AFTER CONSTRUCTION LOANS CLOSED
Communication. First of all, before and during the start of construction, there must be a high level of open and honest communication between all parties (lenders, developers, contractors and third party consultants). Identifying issues early allows the entire team to work to resolve issues before they become more difficult to resolve.
Construction progress monitoring. Regular updates on the progress of any construction project are important. However, the current climate of cost and supply chain issues requires even more in-depth third-party reporting. Know the project’s compliance with the schedule, assess the suitability of materials and labor, verify the suitability of the contractor’s payroll request and identify construction changes (even potential change orders or in progress). expectation) are the bare minimum of a good progress report. Consultants must be vigilant and maintain regular communication, in particular on the following points:
- Materials and supplies. Check and question regularly whether materials have been assigned and / or fabricated. Monthly discussions of supply issues should be conducted, as delays in these items can not only create substantial cost overruns, but can also delay your certificate of occupancy.
- Delays and labor. It is essential to examine items such as anticipated delays and / or subcontractor buyout statuses. Missed buyout targets can affect labor availability, which can further delay the project. It will be important to ensure that delays and buybacks are addressed and taken care of to ensure that the project can be completed on time and within possible budget.
- Construction costs. If there are no material allowances or construction cost increase clauses, do contractors consume the overruns? Entrepreneurs may already be squeezing their margins to maintain a workload, but you shouldn’t want your entrepreneur to fail due to extraordinary circumstances. A project priced last year and now restarting will have higher costs and consume project contingencies. Developers may want to consider allowing payment adjustments or changing orders for increased materials and supply chain costs to avoid contractor or subcontractor failure.

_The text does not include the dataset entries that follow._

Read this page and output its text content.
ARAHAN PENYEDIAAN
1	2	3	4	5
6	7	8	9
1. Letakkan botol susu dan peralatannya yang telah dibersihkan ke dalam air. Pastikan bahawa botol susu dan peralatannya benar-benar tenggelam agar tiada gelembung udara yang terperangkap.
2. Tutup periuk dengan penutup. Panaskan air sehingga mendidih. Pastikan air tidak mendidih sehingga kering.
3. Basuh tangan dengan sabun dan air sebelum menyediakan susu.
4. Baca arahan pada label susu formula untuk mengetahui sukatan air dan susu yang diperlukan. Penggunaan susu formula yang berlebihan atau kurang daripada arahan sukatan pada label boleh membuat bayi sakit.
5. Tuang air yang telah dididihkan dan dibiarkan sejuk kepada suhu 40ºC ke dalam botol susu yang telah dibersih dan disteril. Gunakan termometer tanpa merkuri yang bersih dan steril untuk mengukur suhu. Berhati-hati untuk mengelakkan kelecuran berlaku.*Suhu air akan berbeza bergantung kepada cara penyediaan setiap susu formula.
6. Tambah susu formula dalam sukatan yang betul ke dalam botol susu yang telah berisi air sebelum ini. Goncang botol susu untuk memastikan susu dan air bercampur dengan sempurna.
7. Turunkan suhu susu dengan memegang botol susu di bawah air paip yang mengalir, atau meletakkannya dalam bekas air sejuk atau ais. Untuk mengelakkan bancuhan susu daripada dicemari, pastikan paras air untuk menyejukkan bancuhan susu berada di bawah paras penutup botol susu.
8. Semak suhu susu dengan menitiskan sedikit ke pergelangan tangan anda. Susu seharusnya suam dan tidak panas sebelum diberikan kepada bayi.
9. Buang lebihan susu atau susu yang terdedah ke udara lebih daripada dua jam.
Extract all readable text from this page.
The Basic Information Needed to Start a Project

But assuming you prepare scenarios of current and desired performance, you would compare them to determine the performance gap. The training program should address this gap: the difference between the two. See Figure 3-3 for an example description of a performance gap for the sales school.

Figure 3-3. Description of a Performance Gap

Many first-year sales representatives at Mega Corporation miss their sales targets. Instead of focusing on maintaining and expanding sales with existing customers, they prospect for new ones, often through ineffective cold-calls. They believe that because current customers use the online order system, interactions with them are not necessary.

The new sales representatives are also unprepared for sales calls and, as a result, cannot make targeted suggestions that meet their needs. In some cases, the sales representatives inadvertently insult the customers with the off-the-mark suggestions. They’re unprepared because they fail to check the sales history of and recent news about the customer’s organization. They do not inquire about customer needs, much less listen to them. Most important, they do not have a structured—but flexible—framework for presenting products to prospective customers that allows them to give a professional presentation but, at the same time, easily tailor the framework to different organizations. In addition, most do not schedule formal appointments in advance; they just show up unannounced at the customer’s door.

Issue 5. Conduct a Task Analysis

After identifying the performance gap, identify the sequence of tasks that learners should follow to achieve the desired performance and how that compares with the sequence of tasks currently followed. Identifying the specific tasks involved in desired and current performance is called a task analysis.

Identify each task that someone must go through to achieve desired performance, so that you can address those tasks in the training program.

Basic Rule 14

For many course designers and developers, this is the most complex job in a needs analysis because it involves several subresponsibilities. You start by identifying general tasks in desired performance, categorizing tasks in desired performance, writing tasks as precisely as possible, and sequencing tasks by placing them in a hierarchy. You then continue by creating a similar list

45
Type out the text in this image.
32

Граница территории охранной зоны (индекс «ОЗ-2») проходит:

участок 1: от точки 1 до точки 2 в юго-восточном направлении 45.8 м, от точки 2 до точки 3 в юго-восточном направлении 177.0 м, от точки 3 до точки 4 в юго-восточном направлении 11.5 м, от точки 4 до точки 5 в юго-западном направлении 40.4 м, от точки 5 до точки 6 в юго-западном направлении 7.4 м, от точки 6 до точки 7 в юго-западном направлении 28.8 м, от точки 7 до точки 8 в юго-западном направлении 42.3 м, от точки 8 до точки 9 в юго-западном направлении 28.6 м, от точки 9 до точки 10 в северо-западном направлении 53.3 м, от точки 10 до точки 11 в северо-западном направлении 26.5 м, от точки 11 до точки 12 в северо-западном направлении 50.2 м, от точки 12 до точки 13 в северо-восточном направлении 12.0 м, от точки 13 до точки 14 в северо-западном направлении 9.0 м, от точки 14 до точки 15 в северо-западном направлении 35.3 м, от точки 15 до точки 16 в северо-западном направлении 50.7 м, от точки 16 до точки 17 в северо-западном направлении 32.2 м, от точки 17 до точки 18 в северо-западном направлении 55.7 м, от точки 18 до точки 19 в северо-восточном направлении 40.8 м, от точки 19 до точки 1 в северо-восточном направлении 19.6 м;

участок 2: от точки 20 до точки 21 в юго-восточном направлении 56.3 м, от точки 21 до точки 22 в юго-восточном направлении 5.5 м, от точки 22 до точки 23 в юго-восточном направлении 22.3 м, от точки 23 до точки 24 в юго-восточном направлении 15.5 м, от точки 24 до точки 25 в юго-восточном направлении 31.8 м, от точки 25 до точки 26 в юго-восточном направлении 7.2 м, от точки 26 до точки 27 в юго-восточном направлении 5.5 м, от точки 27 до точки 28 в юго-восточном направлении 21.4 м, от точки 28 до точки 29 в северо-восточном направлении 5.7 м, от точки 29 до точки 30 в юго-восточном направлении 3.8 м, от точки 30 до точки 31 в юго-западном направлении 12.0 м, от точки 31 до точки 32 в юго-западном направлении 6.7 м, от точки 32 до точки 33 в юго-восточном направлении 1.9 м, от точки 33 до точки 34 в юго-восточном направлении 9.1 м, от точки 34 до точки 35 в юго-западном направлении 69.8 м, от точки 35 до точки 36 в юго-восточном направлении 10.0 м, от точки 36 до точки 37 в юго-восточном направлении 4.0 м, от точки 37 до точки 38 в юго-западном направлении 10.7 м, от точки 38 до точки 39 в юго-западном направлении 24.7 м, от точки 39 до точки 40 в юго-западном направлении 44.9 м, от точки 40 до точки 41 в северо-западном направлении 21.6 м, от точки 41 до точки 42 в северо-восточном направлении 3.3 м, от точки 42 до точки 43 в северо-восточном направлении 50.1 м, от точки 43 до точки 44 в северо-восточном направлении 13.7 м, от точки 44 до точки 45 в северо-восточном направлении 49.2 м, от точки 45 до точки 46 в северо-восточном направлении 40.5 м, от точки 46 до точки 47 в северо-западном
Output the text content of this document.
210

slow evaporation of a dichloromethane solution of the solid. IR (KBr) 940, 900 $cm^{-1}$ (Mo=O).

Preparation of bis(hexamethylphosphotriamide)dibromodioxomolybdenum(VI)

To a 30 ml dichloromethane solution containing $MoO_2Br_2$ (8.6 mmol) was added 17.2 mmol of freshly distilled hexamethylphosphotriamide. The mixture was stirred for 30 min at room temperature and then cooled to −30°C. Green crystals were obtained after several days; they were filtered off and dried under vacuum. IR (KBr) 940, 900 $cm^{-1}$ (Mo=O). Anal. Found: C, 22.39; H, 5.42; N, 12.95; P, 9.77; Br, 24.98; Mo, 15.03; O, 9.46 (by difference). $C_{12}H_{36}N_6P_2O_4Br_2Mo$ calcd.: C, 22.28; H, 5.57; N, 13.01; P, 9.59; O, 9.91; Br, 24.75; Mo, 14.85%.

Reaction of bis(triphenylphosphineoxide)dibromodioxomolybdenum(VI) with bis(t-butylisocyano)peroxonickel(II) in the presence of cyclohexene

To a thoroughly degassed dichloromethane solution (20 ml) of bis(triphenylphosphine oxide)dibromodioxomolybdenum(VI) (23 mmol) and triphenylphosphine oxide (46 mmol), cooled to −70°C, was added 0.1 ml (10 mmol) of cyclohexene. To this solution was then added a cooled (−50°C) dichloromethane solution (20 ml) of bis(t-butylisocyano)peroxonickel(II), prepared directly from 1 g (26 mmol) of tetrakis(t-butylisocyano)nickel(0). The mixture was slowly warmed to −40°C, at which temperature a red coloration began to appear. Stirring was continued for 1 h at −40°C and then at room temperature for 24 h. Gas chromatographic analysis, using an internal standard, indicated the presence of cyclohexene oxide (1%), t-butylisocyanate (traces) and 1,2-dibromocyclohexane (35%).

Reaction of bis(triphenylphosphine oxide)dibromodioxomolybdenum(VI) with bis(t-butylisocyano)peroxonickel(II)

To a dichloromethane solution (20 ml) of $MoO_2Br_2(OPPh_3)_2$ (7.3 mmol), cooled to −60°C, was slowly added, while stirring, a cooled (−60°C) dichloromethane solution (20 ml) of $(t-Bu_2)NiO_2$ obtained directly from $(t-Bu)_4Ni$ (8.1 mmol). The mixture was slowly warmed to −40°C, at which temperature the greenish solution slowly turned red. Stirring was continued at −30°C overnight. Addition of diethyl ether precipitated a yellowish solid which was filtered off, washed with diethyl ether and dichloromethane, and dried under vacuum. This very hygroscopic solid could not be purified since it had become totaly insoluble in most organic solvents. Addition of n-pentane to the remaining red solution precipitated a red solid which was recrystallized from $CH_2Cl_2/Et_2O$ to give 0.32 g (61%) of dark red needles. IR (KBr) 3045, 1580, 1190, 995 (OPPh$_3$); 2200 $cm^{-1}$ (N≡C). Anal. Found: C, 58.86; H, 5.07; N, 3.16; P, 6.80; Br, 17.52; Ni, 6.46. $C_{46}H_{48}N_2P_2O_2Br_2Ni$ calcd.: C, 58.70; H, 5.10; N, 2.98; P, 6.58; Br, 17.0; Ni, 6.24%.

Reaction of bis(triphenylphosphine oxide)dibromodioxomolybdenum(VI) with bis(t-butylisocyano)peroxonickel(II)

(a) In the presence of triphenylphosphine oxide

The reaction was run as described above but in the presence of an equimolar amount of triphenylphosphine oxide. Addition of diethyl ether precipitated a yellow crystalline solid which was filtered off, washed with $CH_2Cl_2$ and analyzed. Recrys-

Control of funds / Disbursement of funds. Although it is usually done in conjunction with monitoring construction progress, monitoring funds is an excellent tool to avoid mismanagement of project funds. It ensures that funds are approved based on the work actually performed, that errors or discrepancies in payment requests are detected, privilege waivers are collected, and change orders are followed. More importantly, this ensures that funds are flowed to the appropriate parties and are not diverted to other financially difficult projects that the entrepreneur can work on. Since projects may now require a high level of initial deposits and prepayments, the risk is high for lenders and investors, warranting careful consideration of the project’s accounts.
Replacement materials. Contractors should keep in touch with suppliers about system warranties that require the use of their branded parts. Due to the uncertainty of product availability, some manufacturers allow other manufacturers to supply parts such as fasteners to complete a system while still meeting their warranty. Any substitutions should be reviewed by the official designers to confirm compliance with the original design and required warranties.
While today’s entrepreneurs are expected to fully understand the challenges of the marketplace, many practices and processes are now executed differently from a year ago. There will always be resource and supply chain issues, but investors, lenders and entrepreneurs need to reassess their perception of risk. Diligent risk management practices, clear communication between all parties, and a thorough understanding of all aspects of a construction project are required to mitigate the increased risks of the current economic climate and its impacts over the life of construction projects. construction.